Atenção aos prazos e cuidados
Não há um prazo curto e fixo que faça o trabalhador "perder" o valor das cotas — o saldo continua disponível enquanto não for sacado. Mesmo assim, o ideal é não deixar o pedido para depois, porque:
- O dinheiro parado perde poder de compra com a inflação;
- A documentação fica mais difícil de reunir com o passar dos anos, especialmente em caso de falecimento;
- Mudanças futuras nas regras podem alterar a forma de pagamento.
E vale repetir: a consulta e o saque são gratuitos. Nenhum órgão oficial pede pagamento adiantado, taxa de liberação ou dados de cartão de crédito para entregar esse dinheiro. Mensagens por WhatsApp, SMS ou redes sociais prometendo "liberar PIS antigo na hora" mediante pagamento são tentativas de fraude.

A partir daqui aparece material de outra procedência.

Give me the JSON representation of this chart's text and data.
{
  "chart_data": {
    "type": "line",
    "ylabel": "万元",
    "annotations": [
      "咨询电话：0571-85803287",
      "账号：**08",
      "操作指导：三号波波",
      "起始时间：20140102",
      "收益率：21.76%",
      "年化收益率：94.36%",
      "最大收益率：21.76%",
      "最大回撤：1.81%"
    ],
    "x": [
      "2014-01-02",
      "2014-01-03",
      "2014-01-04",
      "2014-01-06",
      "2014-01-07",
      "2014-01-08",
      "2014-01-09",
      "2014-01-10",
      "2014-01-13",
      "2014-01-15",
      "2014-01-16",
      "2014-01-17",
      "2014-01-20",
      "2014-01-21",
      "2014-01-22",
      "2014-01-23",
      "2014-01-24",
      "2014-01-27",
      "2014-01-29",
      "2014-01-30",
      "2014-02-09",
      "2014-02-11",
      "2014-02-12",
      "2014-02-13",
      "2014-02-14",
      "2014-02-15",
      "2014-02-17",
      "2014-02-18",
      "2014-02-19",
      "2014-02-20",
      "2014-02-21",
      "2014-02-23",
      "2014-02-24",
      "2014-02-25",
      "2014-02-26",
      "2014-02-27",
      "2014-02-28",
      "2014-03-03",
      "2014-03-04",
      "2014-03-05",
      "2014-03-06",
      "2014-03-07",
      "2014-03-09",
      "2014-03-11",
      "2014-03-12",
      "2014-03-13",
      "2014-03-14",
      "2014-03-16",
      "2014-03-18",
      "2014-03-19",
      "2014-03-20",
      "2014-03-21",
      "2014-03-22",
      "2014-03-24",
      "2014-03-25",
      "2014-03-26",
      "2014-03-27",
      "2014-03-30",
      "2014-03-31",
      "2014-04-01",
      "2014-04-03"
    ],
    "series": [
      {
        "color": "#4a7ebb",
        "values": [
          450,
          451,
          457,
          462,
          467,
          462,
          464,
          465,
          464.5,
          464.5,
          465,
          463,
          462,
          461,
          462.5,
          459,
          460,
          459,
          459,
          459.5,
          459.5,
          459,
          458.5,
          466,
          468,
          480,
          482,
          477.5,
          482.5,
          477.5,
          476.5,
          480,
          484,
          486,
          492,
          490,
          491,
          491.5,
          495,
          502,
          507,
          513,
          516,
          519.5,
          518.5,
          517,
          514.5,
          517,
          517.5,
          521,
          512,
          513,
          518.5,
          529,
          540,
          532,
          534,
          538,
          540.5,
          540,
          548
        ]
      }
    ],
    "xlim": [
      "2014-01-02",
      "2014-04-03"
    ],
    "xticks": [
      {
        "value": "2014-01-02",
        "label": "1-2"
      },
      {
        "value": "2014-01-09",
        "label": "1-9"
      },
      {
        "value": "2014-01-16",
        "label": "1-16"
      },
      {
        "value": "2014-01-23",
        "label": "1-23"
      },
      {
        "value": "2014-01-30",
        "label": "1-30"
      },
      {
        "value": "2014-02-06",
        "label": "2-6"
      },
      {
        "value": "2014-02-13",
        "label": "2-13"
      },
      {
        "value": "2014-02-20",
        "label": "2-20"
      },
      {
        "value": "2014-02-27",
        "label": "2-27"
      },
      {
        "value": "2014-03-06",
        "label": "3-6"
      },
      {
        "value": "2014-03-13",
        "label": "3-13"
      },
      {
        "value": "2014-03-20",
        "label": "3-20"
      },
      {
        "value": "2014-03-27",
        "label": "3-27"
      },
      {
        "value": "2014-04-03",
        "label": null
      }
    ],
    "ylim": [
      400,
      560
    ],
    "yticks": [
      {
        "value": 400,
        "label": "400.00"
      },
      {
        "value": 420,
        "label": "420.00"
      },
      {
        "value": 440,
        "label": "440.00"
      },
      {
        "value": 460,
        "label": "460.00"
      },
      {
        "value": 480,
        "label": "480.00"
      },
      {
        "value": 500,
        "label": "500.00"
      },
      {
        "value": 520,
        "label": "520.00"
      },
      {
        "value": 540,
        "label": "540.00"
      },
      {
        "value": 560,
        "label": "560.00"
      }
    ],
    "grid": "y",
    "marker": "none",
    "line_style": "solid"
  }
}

Conclusão: vale a pena verificar suas cotas do PIS/Pasep
Se você trabalhou com carteira assinada ou foi servidor público em qualquer momento entre 1971 e outubro de 1988, existe uma chance real de ter saldo de cotas antigas do PIS/Pasep a receber. O mesmo vale para quem é filho, viúva, viúvo ou herdeiro de alguém que trabalhou nesse período. Muitos beneficiários nunca foram informados e seguem com esse valor parado, sem saber.
O passo prático é simples: separe o CPF e, se possível, o número do PIS/Pasep, baixe o aplicativo FGTS ou o Caixa Tem, faça login e veja se aparece saldo disponível. Se preferir o atendimento humano, vá a uma agência da Caixa Econômica Federal ou ligue para os canais oficiais. Em caso de dúvida sobre direitos previdenciários relacionados, a referência continua sendo o INSS, por meio da plataforma Meu INSS.
Verificar custa poucos minutos e pode revelar um valor esquecido que faz diferença no orçamento — especialmente para aposentados, pensionistas e famílias de baixa renda.
Referências
- Caixa Econômica Federal — canais de consulta PIS/Pasep.
- Governo Federal — processo de ressarcimento de cotas PIS/Pasep.